The “one-and-done” system in college basketball has been broken for some time. Everyone knew it, but we never had mountains of hard evidence, until recently, of players being paid and other abuses. Now, the NBA sees a clear need for it to step in and do something about it.

“We’ve talked a lot about youth development in terms of whether we should be getting involved in some of these young players even earlier than when they come into college,” said Silver. “And from a league standpoint, on one hand, we think we have a better draft when we’ve had an opportunity to see these young players play an elite level before they come into the NBA. On the other hand, I think the question for the league is, in terms of their ultimate success, are we better off intersecting with them a little bit younger?”

The league has a history of superstars coming right out of high school, including LeBron James and Kobe Bryant; however, they are few and far between. I think as a society we also tend to overlook the importance of a college education for young millionaires. Even if they aren’t taking their own tests, these athletes could use some basic financial sense before receiving their signing bonus.

Of course, the NCAA keeps screwing up, which makes it hard to say that these players need to go through the system. I mean, does a one-and-done in college actually help much? Are they really learning anything from that?

“People have been saying we need to fix the AAU system for a long time,” said one NBA general manager involved in the league’s discussions on the topic. “At least for some of the kids we may end up having on our roster one day, this may be our chance to start that process.”

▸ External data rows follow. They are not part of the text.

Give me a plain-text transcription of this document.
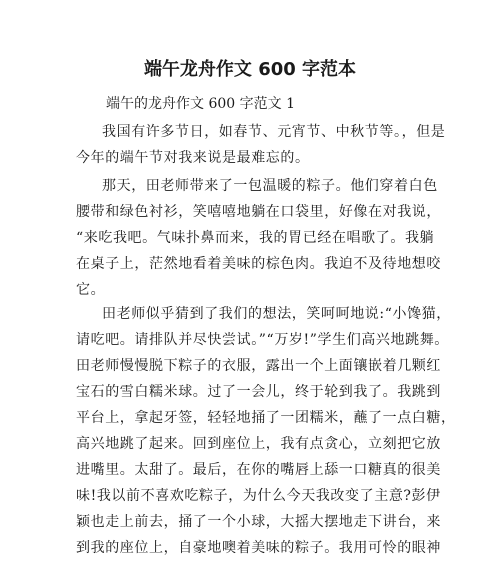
端午龙舟作文 600 字范本
端午的龙舟作文 600 字范文 1
我国有许多节日，如春节、元宵节、中秋节等。，但是
今年的端午节对我来说是最难忘的。
那天，田老师带来了一包温暖的粽子。他们穿着白色
腰带和绿色衬衫，笑嘻嘻地躺在口袋里，好像在对我说，
“来吃我吧。气味扑鼻而来，我的胃已经在唱歌了。我躺
在桌子上，茫然地看着美味的棕色肉。我迫不及待地想咬
它。
田老师似乎猜到了我们的想法，笑呵呵地说:“小馋猫，
请吃吧。请排队并尽快尝试。”“万岁!”学生们高兴地跳舞。
田老师慢慢脱下粽子的衣服，露出一个上面镶嵌着几颗红
宝石的雪白糯米球。过了一会儿，终于轮到我了。我跳到
平台上，拿起牙签，轻轻地捅了一团糯米，蘸了一点白糖，
高兴地跳了起来。回到座位上，我有点贪心，立刻把它放
进嘴里。太甜了。最后，在你的嘴唇上舔一口糖真的很美
味!我以前不喜欢吃粽子，为什么今天我改变了主意?彭伊
颖也走上前去，捅了一个小球，大摇大摆地走下讲台，来
到我的座位上，自豪地噢着美味的粽子。我用可怜的眼神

The way I see it, the NBA has two options: either force players to go all the way through college (or at least through junior year like the NFL) or allow them to come straight out of high school and improve the financial education and other resources available to players.

“We realize that the whole issue of the one-and-done is that we don’t operate in isolation, and where we choose to set with our players’ association, the minimum age has a direct impact on college basketball as well,” said Silver. “We’re not by any means rushing through this. I think this is a case where, actually, outside of the cycle of collective bargaining, we can spend more time on it with the players’ association, talking to the individual players, talking to the executive board and really trying to understand the pros and cons of potentially moving the age limit.”

Honestly, at this point, high school-to-NBA route seems to make the most sense. The NCAA has proven itself incompetent and unable to handle things on its own. Hopefully, the NBA will make an effort to combat financial illiteracy and the number of players going broke after their playing days.